Max closed the door behind her. The thrum resounded in her ears as they adjusted to the pressure of the airtight silence. The cellar walls seemed to throb as she instinctively turned towards the right-hand corner, and followed the glare of spotlight to the focal point.
Kane was on his knees on the tiled floor, the only thing holding him up being the manacles and chains that bound his outstretched arms to the floor-to-ceiling posts. His head was lowered, concealing his face. He was shirtless, the bright light bouncing off every defined muscular sinew of his back, shoulders and arms. A position that emphasised the power behind the body that now hung lax, damaged and bleeding.
Her heart wrenched. Her stomach vaulted. ‘What have you done?’ she demanded quietly.

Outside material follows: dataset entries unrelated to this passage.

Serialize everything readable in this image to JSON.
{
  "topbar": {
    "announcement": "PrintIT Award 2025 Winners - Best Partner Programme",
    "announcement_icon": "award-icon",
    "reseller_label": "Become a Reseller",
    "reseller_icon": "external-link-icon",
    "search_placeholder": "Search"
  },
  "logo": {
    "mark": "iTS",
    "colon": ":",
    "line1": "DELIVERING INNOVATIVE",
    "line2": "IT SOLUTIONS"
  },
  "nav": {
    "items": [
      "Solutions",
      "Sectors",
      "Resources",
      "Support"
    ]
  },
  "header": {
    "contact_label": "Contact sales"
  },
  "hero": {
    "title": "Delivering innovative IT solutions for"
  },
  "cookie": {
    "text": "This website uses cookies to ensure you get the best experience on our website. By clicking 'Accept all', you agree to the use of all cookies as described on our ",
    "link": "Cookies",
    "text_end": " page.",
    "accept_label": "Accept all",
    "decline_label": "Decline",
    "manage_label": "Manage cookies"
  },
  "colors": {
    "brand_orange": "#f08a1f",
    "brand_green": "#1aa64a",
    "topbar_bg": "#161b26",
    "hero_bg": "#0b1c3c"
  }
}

‘What we had to,’ Max said.
She stepped warily closer to Kane, her pulse racing. She assessed the iron nails meticulously rammed into his shoulder blades, his chest and thighs. Stepping around the back of him, she stared in horror at the wounds amidst his tattoos. They had treated him savagely, the cuts etched into his skin as though torture was a major part of the pleasure of the wounding. ‘What the hell is wrong with you?’ she said, fighting back rage as she glared across at them both.
‘Sometimes extra measures are needed, Caitlin,’ Max declared.
She scanned the room again, taking in the torture devices. ‘I don’t know you at all, do I?’ she said, looking back from one to the other. ‘I’m not even sure who the real monsters are around here.’
‘The only monster around here is the one who kidnapped you and subjected you to hell these past couple of days,’ Rob said. A smirk almost graced his lips. ‘He had it coming.’
It was a smirk that sickened her. She snapped. Lunged at him. He stumbled backwards, his eyes wide and startled. It was the only time she had ever seen him shocked. If Max hadn’t been quick, caught her and yanked her back, she would have smacked the smirk right off his face. ‘Like Arana did?’ she demanded, fighting against Max’s vice hold. But her anger limited her adeptness. ‘You think this is okay? You think this is justified? Is this what Xavier has reduced you to?’
‘This is what Kane has reduced us to,’ Max said.